Publié par Horacio Machado Aráoz, Anred, 27 juillet 2023
Les peuples indigènes et leur lutte historique contre les politiques coloniales. L’extractivisme et une politique de domination structurelle. Le transfert des excédents économiques et des actifs écologiques vers le Nord global et le rôle des élites locales. L’analyse structurelle du lithium et du capital mondial, la fausse transition énergétique et la dégradation de la démocratie.
Au milieu du maelström électoral, la rébellion menée et soutenue par les communautés indigènes du peuple plurinational de Jujuy a mis sur la table la plus grande menace pour les aspirations républicaines et démocratiques minimales dans le pays (et au-delà).
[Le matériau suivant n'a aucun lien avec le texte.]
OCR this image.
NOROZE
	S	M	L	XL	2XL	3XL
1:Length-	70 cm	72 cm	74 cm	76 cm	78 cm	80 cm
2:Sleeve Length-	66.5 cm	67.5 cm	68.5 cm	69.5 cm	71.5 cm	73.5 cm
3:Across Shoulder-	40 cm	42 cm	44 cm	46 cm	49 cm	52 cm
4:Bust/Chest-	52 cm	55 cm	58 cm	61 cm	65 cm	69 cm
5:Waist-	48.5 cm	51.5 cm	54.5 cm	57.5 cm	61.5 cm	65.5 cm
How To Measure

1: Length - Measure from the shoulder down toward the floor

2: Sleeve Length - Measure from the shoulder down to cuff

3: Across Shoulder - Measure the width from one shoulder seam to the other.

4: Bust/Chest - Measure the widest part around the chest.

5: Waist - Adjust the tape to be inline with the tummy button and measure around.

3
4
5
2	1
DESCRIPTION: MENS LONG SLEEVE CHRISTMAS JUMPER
Quarante ans après la « récupération de la démocratie », celle-ci a été gravement minée et dégradée sous le joug du mandat extractiviste qui, ces dernières années, a gouverné l’Argentine de facto.
Un pays qui porte la marque indélébile de ses origines coloniales tragiques (Argentum) dans son propre nom, plus de 200 ans après sa prétendue indépendance, continue de lutter contre la coalition de forces qui a fait de ses territoires et de ses populations d’origine une simple zone de pillage.
De l’époque fondatrice de l’argent (dont nous n’étions en réalité que la « voie royale » et l’hinterland – la zone d’influence d’un port ou d’une grande ville) à l’époque actuelle du soja, du gaz de fracturation et du lithium, le même schéma de pouvoir sacrifie les conditions matérielles de base de la vie publique sous le poids oppressif des coûts socio-écologiques du « mode de vie impérial » de petites minorités privilégiées. La condition de privilège est, en soi, antagoniste à l’idée d’une république ; radicalement inhibitrice de tout concept élémentaire de démocratie.
Ce que la rébellion populaire à Jujuy et la féroce agressivité répressive du pouvoir (de l’État et des entreprises) révèlent, c’est précisément la contradiction manifeste et insurmontable qui existe entre l’extractivisme et la démocratie. L’extractivisme n’est pas seulement une façon de concevoir et de traiter la « Nature » (une vision occidentalo-centrique qui réduit la Terre à un simple réservoir de « ressources naturelles »).
L’extractivisme est avant tout un modèle socio-territorial de pouvoir, un mode d’organisation et de production oligarchique des territoires et des populations – de leurs biens vitaux, de leurs sources hydro-énergétiques et de leurs capacités de reproduction géo-culturelle – subordonnés au service du maintien de conditions de vie privilégiées, c’est-à-dire exclusives et excluantes.
Dans la récente explosion de Jujuy, il est clair que le motif matériel sous-jacent est le lithium, un minerai qui est le dernier maillon de la lourde chaîne coloniale qui opère la soumission de fer de l’économie « nationale » à la division internationale du travail (et de la nature).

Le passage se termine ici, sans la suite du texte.